An eye joined the mask, gazing out into the perpetual distance. It was red, and all-seeing. This, too, was a familiar image. It was central to many depictions of Alarus, usually on his hands or forehead. It stared down from the grand window of Morthryn’s facade.

“And at last,” Acaeja said, “his heart, which contained the basest essence of his soul.”

A third image joined the others—a black, beating heart, rivulets of gold throbbing through it.

“I will not disguise their dangers,” she said.

“Simply touching them would kill a mortal. Even I cannot say what wielding them will do to you, so I warn you, do not use them until you have all three. I am forbidden from helping you retrieve them. Shiket will try to stop you, once she learns of your task. Perhaps Nyaxia will, too, though I cannot predict her actions.”

“I’m accustomed to finding five relics,” I said drily. “Three should be easy.”

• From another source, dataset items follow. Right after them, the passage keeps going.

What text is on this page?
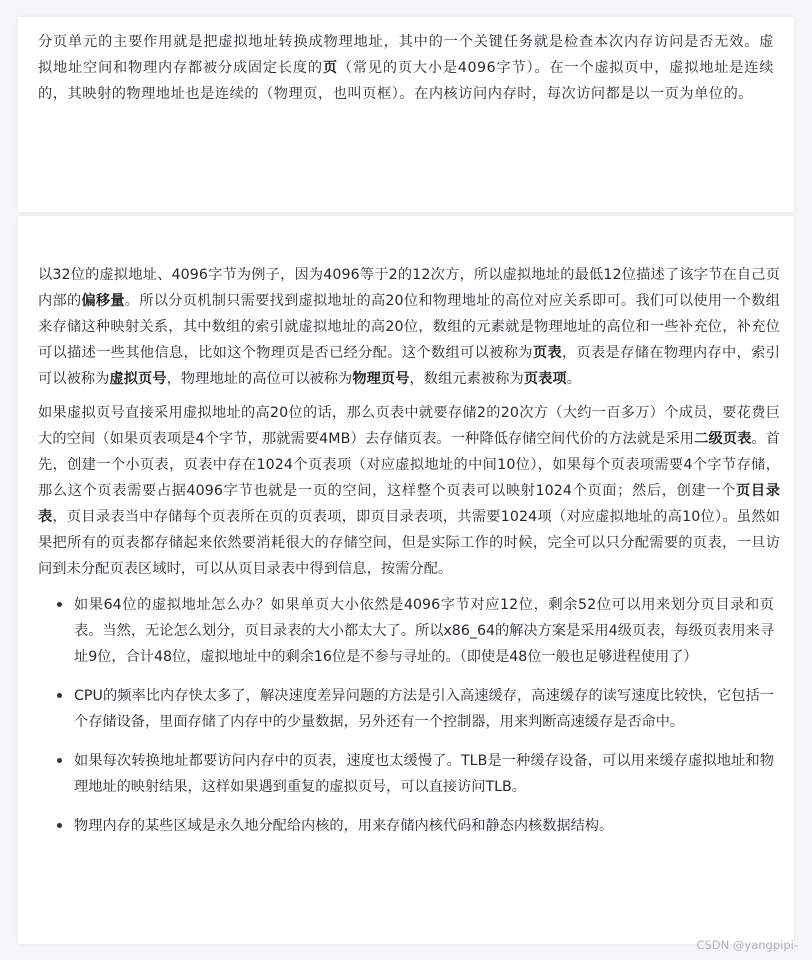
分页单元的主要作用就是把虚拟地址转换成物理地址，其中的一个关键任务就是检查本次内存访问是否无效。虚拟地址空间和物理内存都被分成固定长度的页（常见的页大小是4096字节）。在一个虚拟页中，虚拟地址是连续的，其映射的物理地址也是连续的（物理页，也叫页框）。在内核访问内存时，每次访问都是以一页为单位的。

以32位的虚拟地址、4096字节为例子，因为4096等于2的12次方，所以虚拟地址的最低12位描述了该字节在自己页内部的偏移量。所以分页机制只需要找到虚拟地址的高20位和物理地址的高位对应关系即可。我们可以使用一个数组来存储这种映射关系，其中数组的索引就虚拟地址的高20位，数组的元素就是物理地址的高位和一些补充位，补充位可以描述一些其他信息，比如这个物理页是否已经分配。这个数组可以被称为页表，页表是存储在物理内存中，索引可以被称为虚拟页号，物理地址的高位可以被称为物理页号，数组元素被称为页表项。

如果虚拟页号直接采用虚拟地址的高20位的话，那么页表中就要存储2的20次方（大约一百多万）个成员，要花费巨大的空间（如果页表项是4个字节，那就需要4MB）去存储页表。一种降低存储空间代价的方法就是采用二级页表。首先，创建一个小页表，页表中存在1024个页表项（对应虚拟地址的中间10位），如果每个页表项需要4个字节存储，那么这个页表需要占据4096字节也就是一页的空间，这样整个页表可以映射1024个页面；然后，创建一个页目录表，页目录表当中存储每个页表所在页的页表项，即页目录表项，共需要1024项（对应虚拟地址的高10位）。虽然如果把所有的页表都存储起来依然要消耗很大的存储空间，但是实际工作的时候，完全可以只分配需要的页表，一旦访问到未分配页表区域时，可以从页目录表中得到信息，按需分配。

如果64位的虚拟地址怎么办？如果单页大小依然是4096字节对应12位，剩余52位可以用来划分页目录和页表。当然，无论怎么划分，页目录表的大小都太大了。所以x86_64的解决方案是采用4级页表，每级页表用来寻址9位，合计48位，虚拟地址中的剩余16位是不参与寻址的。（即使是48位一般也足够进程使用了）
CPU的频率比内存快太多了，解决速度差异问题的方法是引入高速缓存，高速缓存的读写速度比较快，它包括一个存储设备，里面存储了内存中的少量数据，另外还有一个控制器，用来判断高速缓存是否命中。
如果每次转换地址都要访问内存中的页表，速度也太缓慢了。TLB是一种缓存设备，可以用来缓存虚拟地址和物理地址的映射结果，这样如果遇到重复的虚拟页号，可以直接访问TLB。
物理内存的某些区域是永久地分配给内核的，用来存储内核代码和静态内核数据结构。
CSDN @yangpipi-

“There is nothing easy about this decision, exiled prince. This choice demands great sacrifices from you. If you follow this path, you will never be king of the House of Shadow. Your lover will never be redeemed for her crimes against the White Pantheon. You will spend the next decades enmeshed in war the likes of which you never could have imagined. And the relics themselves will take things from you that you will never get back. If you believe this path leads you to a happy end, you must shed your naivete.”

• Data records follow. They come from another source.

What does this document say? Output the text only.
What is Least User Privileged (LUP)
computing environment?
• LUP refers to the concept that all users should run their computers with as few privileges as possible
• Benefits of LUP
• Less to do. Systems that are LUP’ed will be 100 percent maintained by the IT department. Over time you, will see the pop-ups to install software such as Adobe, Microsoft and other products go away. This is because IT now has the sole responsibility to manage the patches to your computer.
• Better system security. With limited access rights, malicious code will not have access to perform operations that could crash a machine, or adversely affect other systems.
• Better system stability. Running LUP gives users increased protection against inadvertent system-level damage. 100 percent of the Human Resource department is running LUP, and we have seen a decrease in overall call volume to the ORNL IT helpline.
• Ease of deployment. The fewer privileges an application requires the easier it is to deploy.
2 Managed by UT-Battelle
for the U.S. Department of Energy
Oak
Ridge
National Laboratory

“But these are the only threads that lead to Mische’s survival.”

Again, that amused almost-smirk. “Very few of them. Yes. But I cannot say if they will lead to yours.”

“And what do you want in return?”

Acaeja cocked her head. The empty white of her enormous eyes devoured me.

“What makes you believe that I ask for anything at all? My fellow gods prepare for a war that could destroy all. Perhaps now I only serve what is Right.”

Right —she spoke not of moral goodness, but what was Right by fate itself.

“Then fate, I’m sure, will be getting plenty from these events,” I said, sweet with sarcasm.

If I accepted Acaeja’s help, I would be giving her my fealty in return, even if it remained unspoken.

No god was selfless. Especially not if I was being told to ascend to true divinity—an act that most gods would do anything to prevent.

Acaeja must have much to gain if she was taking such a risk.

She leaned closer, blinking slowly. She smelled of the smoke of fallen empires and the flames that stoked new ones, birthing beds and deathbeds, sunrises and sunsets.

“We have little time, Asar Voldari,” she said. “Soon, my kin will realize their mistake. I can offer you a path to the danger of the underworld or to the safety of your home, if you only tell me where you wish to go.”

Between her fingers, the threads hovered—mine the black of vampire blood, Mische’s the gold of sunset, tangled in mid-air.

Her six wings spread, the three on the left showing me myself upon the throne of the House of Shadow, ruling over the Shadowborn army, building an empire from eternal night.

The three on the right, showing me death, destruction, and Mische.

It wasn’t even a choice.

“Take me to her,” I said.

Acaeja smiled as she straightened. Her wings went dark as fate shifted.

“Billions of threads,” she murmured, “and not a single one where you say no.”

And then she drew the threads tight, and the world rearranged.